Le demandeur étant la partie qui succombe, il doit supporter la taxe d’opposition ainsi que les frais exposés par l’opposant au cours de la présente procédure. Conformément à l’article 109, paragraphes 1 et 7, du RMUE et à l’article 18, paragraphe 1, sous c), i), du RMCUE, les frais à verser à l’opposant sont la taxe d’opposition et les frais de représentation, qui doivent être fixés sur la base du taux maximal y prévu.
La division d’opposition
María Aránzazu GANDÍA Sara MARTINEZ Chantal VAN RIEL SELLENS CADENILLAS
Conformément à l’article 67 du RMUE, toute partie à laquelle la présente décision fait grief peut former un recours contre celle-ci. Conformément à l’article 68 du RMUE, l’acte de recours doit être formé par écrit auprès de l’Office dans un délai de deux mois à compter de la date de notification de la présente décision.

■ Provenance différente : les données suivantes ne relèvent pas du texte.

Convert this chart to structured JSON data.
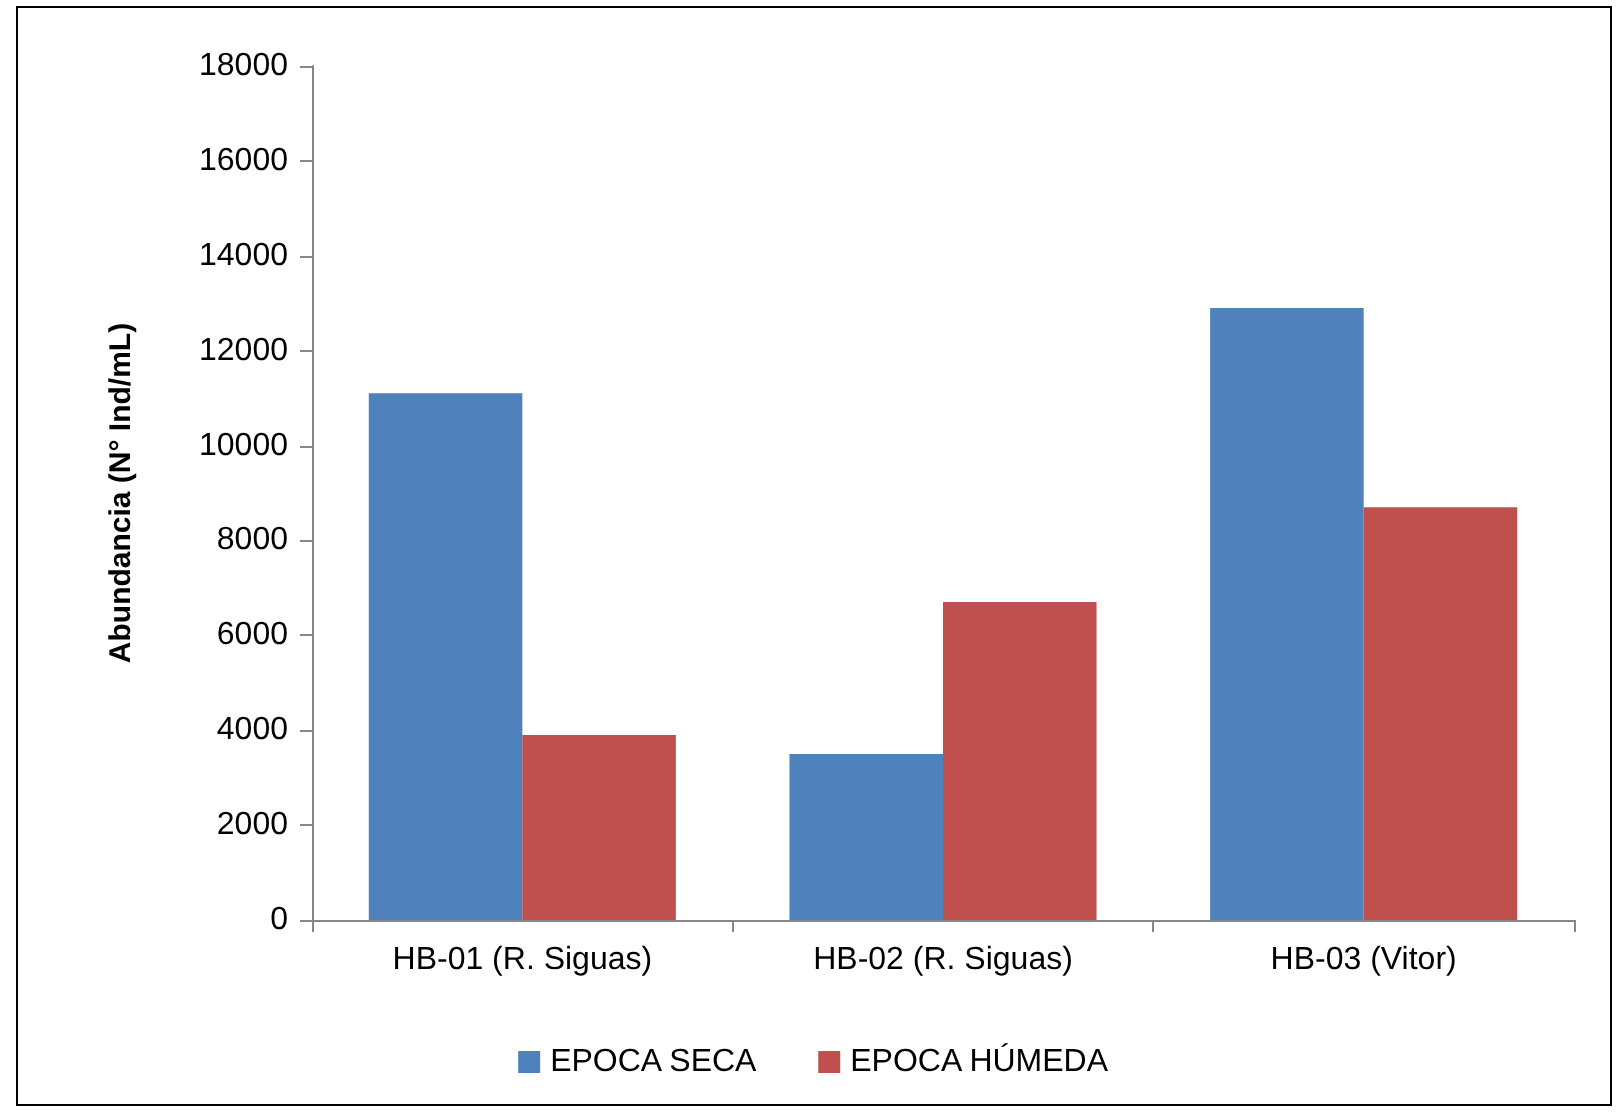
{
  "chart_data": {
    "type": "bar",
    "ylabel": "Abundancia (N° Ind/mL)",
    "categories": [
      "HB-01 (R. Siguas)",
      "HB-02 (R. Siguas)",
      "HB-03 (Vitor)"
    ],
    "series": [
      {
        "name": "EPOCA SECA",
        "color": "#4f81bd",
        "values": [
          11100,
          3500,
          12900
        ]
      },
      {
        "name": "EPOCA HÚMEDA",
        "color": "#c0504d",
        "values": [
          3900,
          6700,
          8700
        ]
      }
    ],
    "ylim": [
      0,
      18000
    ],
    "yticks": [
      0,
      2000,
      4000,
      6000,
      8000,
      10000,
      12000,
      14000,
      16000,
      18000
    ],
    "grid": false,
    "legend": "bottom"
  }
}
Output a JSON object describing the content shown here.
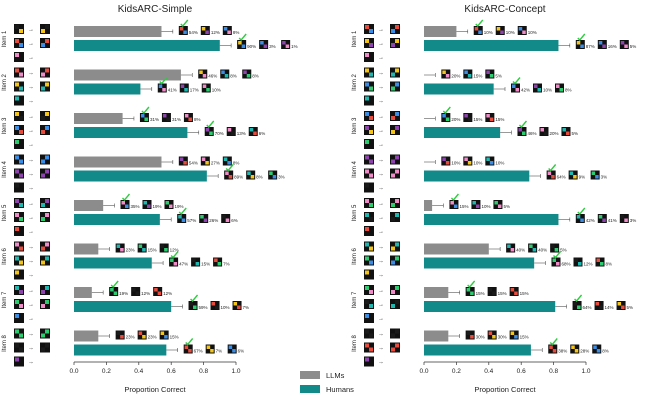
{
  "legend": {
    "llm_label": "LLMs",
    "human_label": "Humans",
    "llm_color": "#8c8c8c",
    "human_color": "#138a8a"
  },
  "chart_data": [
    {
      "type": "bar",
      "orientation": "horizontal",
      "title": "KidsARC-Simple",
      "xlabel": "Proportion Correct",
      "xlim": [
        0,
        1
      ],
      "xticks": [
        0.0,
        0.2,
        0.4,
        0.6,
        0.8,
        1.0
      ],
      "categories": [
        "Item 1",
        "Item 2",
        "Item 3",
        "Item 4",
        "Item 5",
        "Item 6",
        "Item 7",
        "Item 8"
      ],
      "series": [
        {
          "name": "LLMs",
          "values": [
            0.54,
            0.66,
            0.3,
            0.54,
            0.18,
            0.15,
            0.11,
            0.15
          ]
        },
        {
          "name": "Humans",
          "values": [
            0.9,
            0.41,
            0.7,
            0.82,
            0.53,
            0.48,
            0.6,
            0.57
          ]
        }
      ],
      "response_percentages": {
        "LLMs": [
          [
            "54%",
            "12%",
            "8%"
          ],
          [
            "46%",
            "8%",
            "8%"
          ],
          [
            "31%",
            "31%",
            "8%"
          ],
          [
            "54%",
            "27%",
            "8%"
          ],
          [
            "35%",
            "19%",
            "19%"
          ],
          [
            "23%",
            "15%",
            "12%"
          ],
          [
            "19%",
            "12%",
            "12%"
          ],
          [
            "23%",
            "23%",
            "15%"
          ]
        ],
        "Humans": [
          [
            "90%",
            "3%",
            "1%"
          ],
          [
            "41%",
            "17%",
            "10%"
          ],
          [
            "70%",
            "13%",
            "6%"
          ],
          [
            "89%",
            "8%",
            "3%"
          ],
          [
            "57%",
            "26%",
            "6%"
          ],
          [
            "47%",
            "15%",
            "7%"
          ],
          [
            "59%",
            "10%",
            "7%"
          ],
          [
            "67%",
            "7%",
            "6%"
          ]
        ]
      }
    },
    {
      "type": "bar",
      "orientation": "horizontal",
      "title": "KidsARC-Concept",
      "xlabel": "Proportion Correct",
      "xlim": [
        0,
        1
      ],
      "xticks": [
        0.0,
        0.2,
        0.4,
        0.6,
        0.8,
        1.0
      ],
      "categories": [
        "Item 1",
        "Item 2",
        "Item 3",
        "Item 4",
        "Item 5",
        "Item 6",
        "Item 7",
        "Item 8"
      ],
      "series": [
        {
          "name": "LLMs",
          "values": [
            0.2,
            0.0,
            0.0,
            0.0,
            0.05,
            0.4,
            0.15,
            0.15
          ]
        },
        {
          "name": "Humans",
          "values": [
            0.83,
            0.43,
            0.47,
            0.65,
            0.83,
            0.68,
            0.81,
            0.66
          ]
        }
      ],
      "response_percentages": {
        "LLMs": [
          [
            "10%",
            "10%",
            "10%"
          ],
          [
            "20%",
            "15%",
            "5%"
          ],
          [
            "20%",
            "15%",
            "15%"
          ],
          [
            "10%",
            "10%",
            "10%"
          ],
          [
            "15%",
            "10%",
            "5%"
          ],
          [
            "40%",
            "40%",
            "5%"
          ],
          [
            "15%",
            "15%",
            "15%"
          ],
          [
            "30%",
            "30%",
            "15%"
          ]
        ],
        "Humans": [
          [
            "87%",
            "16%",
            "5%"
          ],
          [
            "42%",
            "10%",
            "8%"
          ],
          [
            "46%",
            "20%",
            "5%"
          ],
          [
            "64%",
            "9%",
            "3%"
          ],
          [
            "42%",
            "41%",
            "3%"
          ],
          [
            "68%",
            "12%",
            "8%"
          ],
          [
            "64%",
            "14%",
            "5%"
          ],
          [
            "38%",
            "28%",
            "8%"
          ]
        ]
      }
    }
  ]
}
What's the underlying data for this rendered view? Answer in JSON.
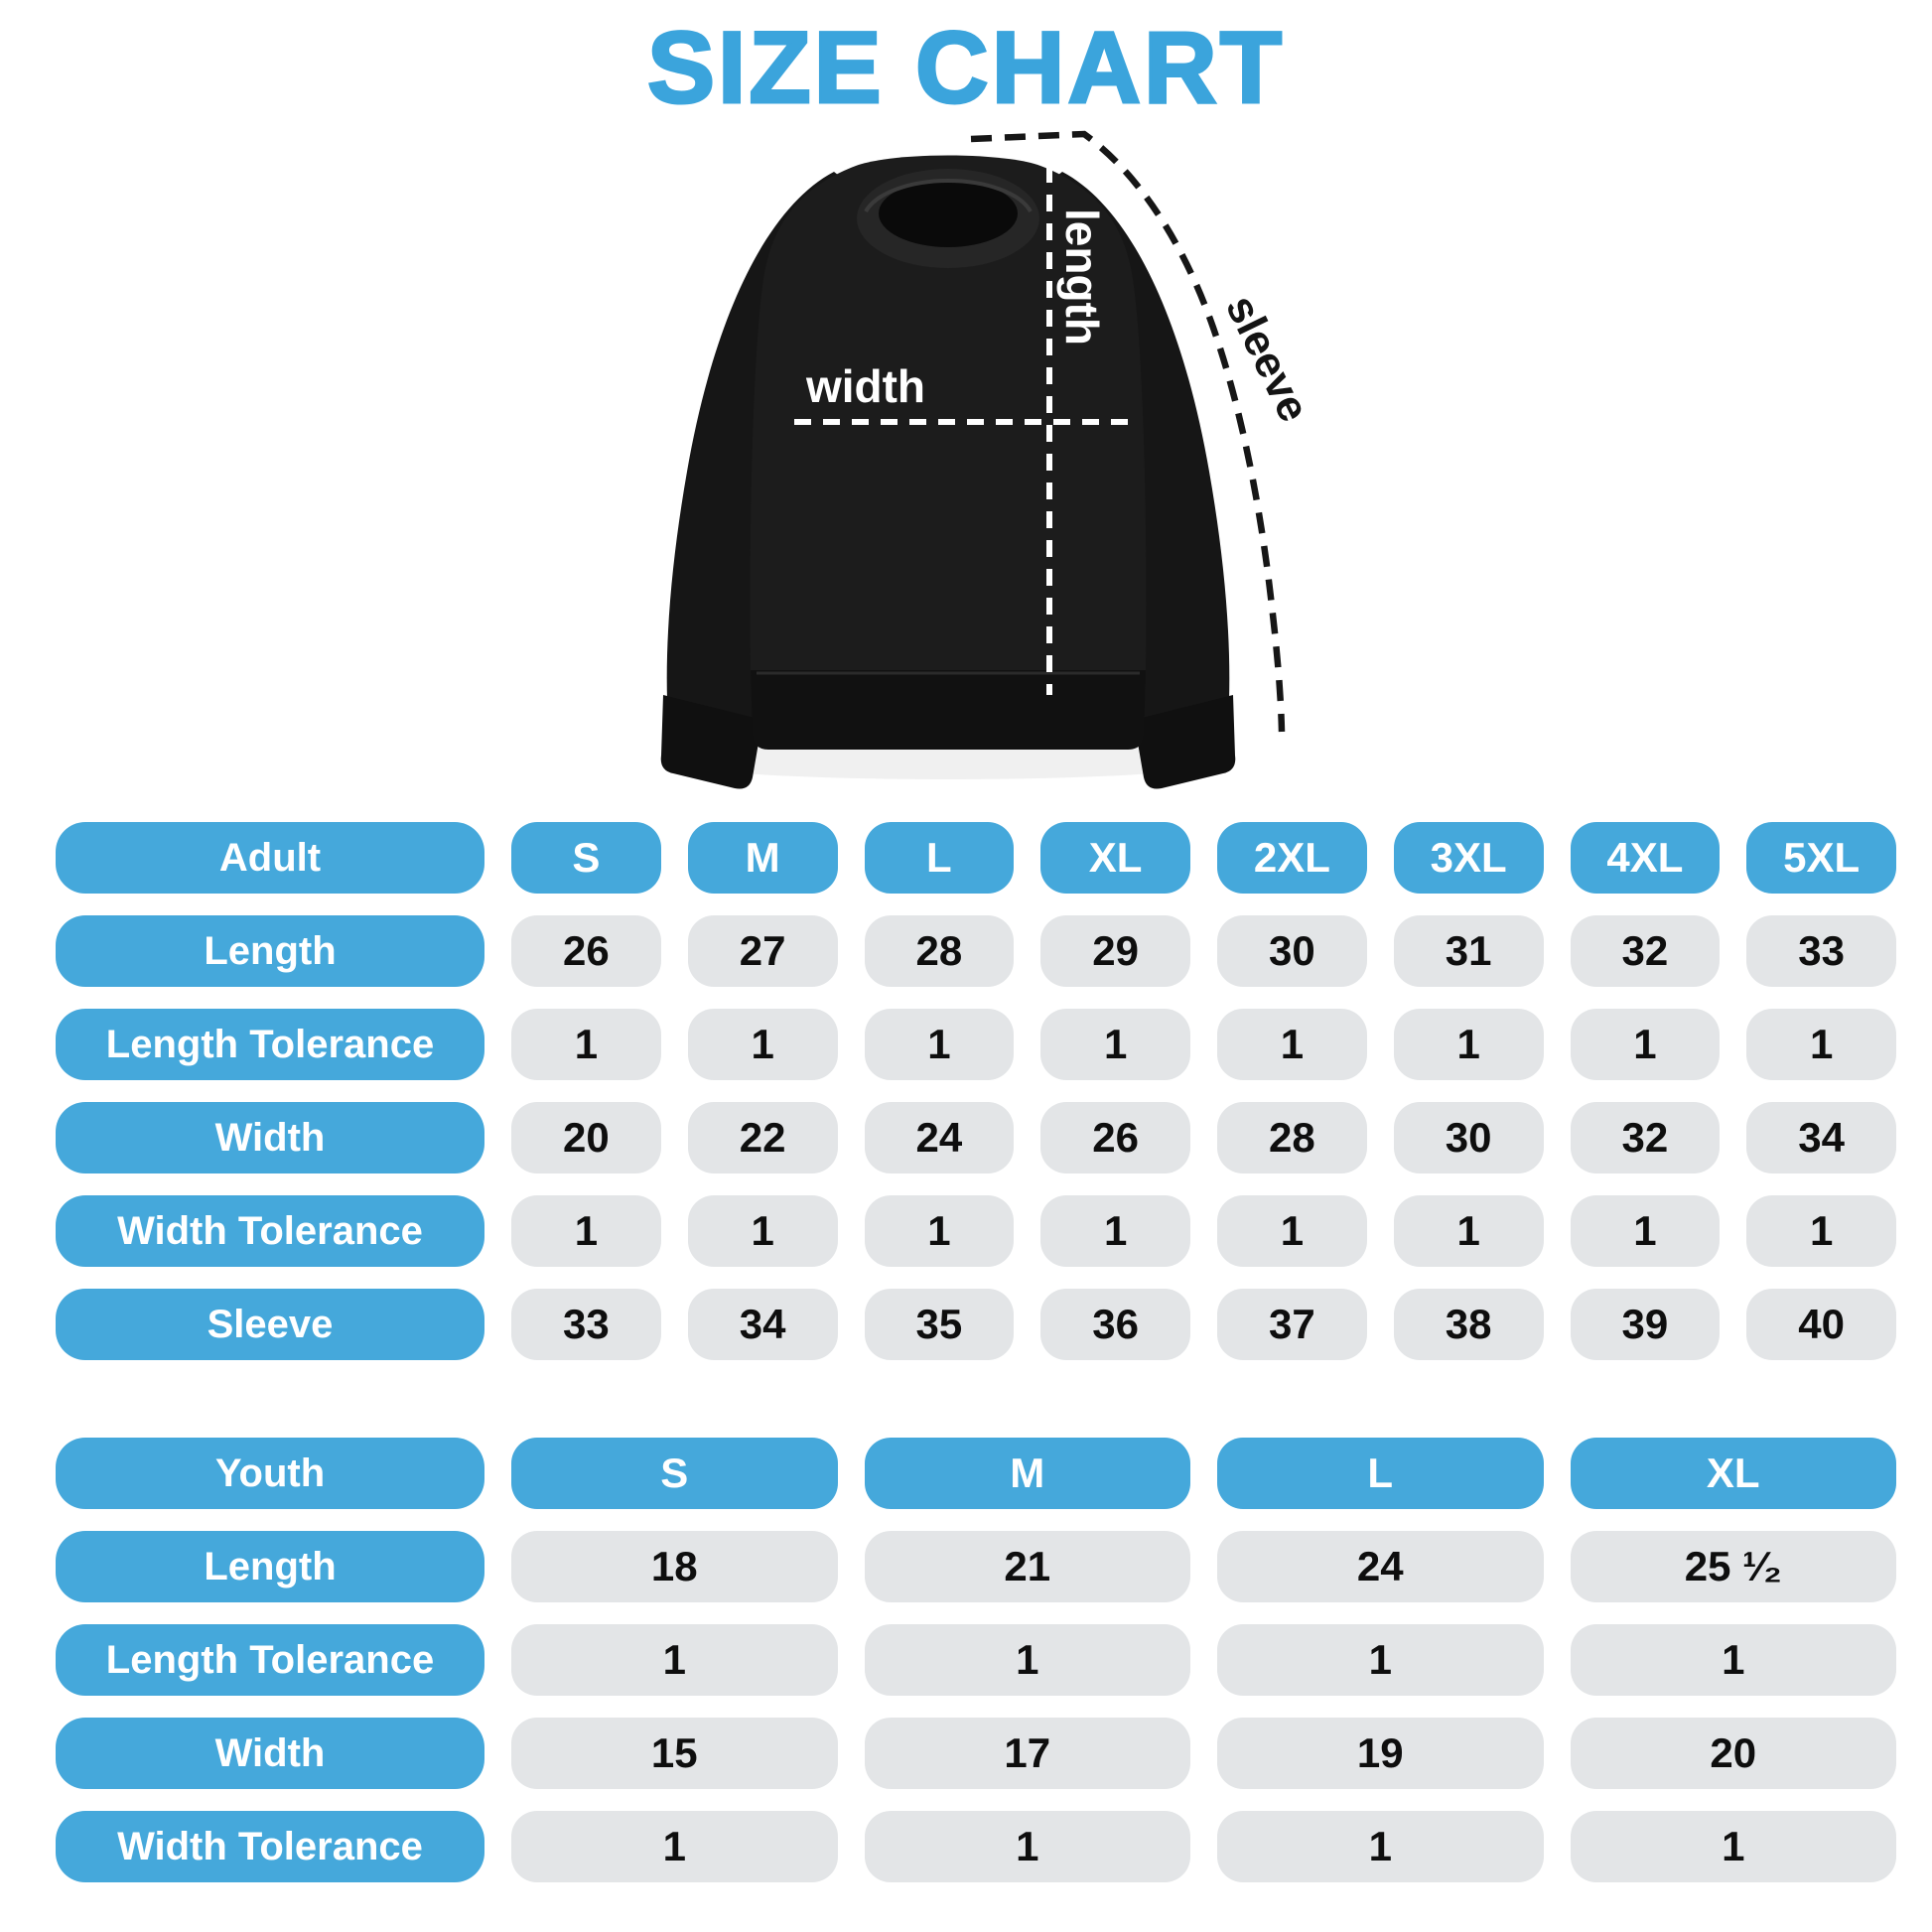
{
  "title": "SIZE CHART",
  "diagram": {
    "garment": "crewneck-sweatshirt",
    "labels": {
      "length": "length",
      "width": "width",
      "sleeve": "sleeve"
    }
  },
  "colors": {
    "title_blue": "#3BA4DC",
    "accent_blue": "#45A8DB",
    "pill_gray": "#E3E5E7",
    "header_text": "#FFFFFF",
    "value_text": "#0E0E0E",
    "garment_black": "#1C1C1C"
  },
  "tables": {
    "adult": {
      "header": [
        "Adult",
        "S",
        "M",
        "L",
        "XL",
        "2XL",
        "3XL",
        "4XL",
        "5XL"
      ],
      "rows": [
        {
          "label": "Length",
          "values": [
            "26",
            "27",
            "28",
            "29",
            "30",
            "31",
            "32",
            "33"
          ]
        },
        {
          "label": "Length Tolerance",
          "values": [
            "1",
            "1",
            "1",
            "1",
            "1",
            "1",
            "1",
            "1"
          ]
        },
        {
          "label": "Width",
          "values": [
            "20",
            "22",
            "24",
            "26",
            "28",
            "30",
            "32",
            "34"
          ]
        },
        {
          "label": "Width Tolerance",
          "values": [
            "1",
            "1",
            "1",
            "1",
            "1",
            "1",
            "1",
            "1"
          ]
        },
        {
          "label": "Sleeve",
          "values": [
            "33",
            "34",
            "35",
            "36",
            "37",
            "38",
            "39",
            "40"
          ]
        }
      ]
    },
    "youth": {
      "header": [
        "Youth",
        "S",
        "M",
        "L",
        "XL"
      ],
      "rows": [
        {
          "label": "Length",
          "values": [
            "18",
            "21",
            "24",
            "25 ¹⁄₂"
          ]
        },
        {
          "label": "Length Tolerance",
          "values": [
            "1",
            "1",
            "1",
            "1"
          ]
        },
        {
          "label": "Width",
          "values": [
            "15",
            "17",
            "19",
            "20"
          ]
        },
        {
          "label": "Width Tolerance",
          "values": [
            "1",
            "1",
            "1",
            "1"
          ]
        }
      ]
    }
  }
}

Il doit être déposé dans la langue de la procédure dans laquelle la décision faisant l’objet du recours a été rendue. En outre, un mémoire exposant les motifs du recours doit être déposé dans un délai de quatre mois à compter de la même date. L’acte de recours n’est réputé avoir été formé qu’après paiement de la taxe de recours de 720 EUR.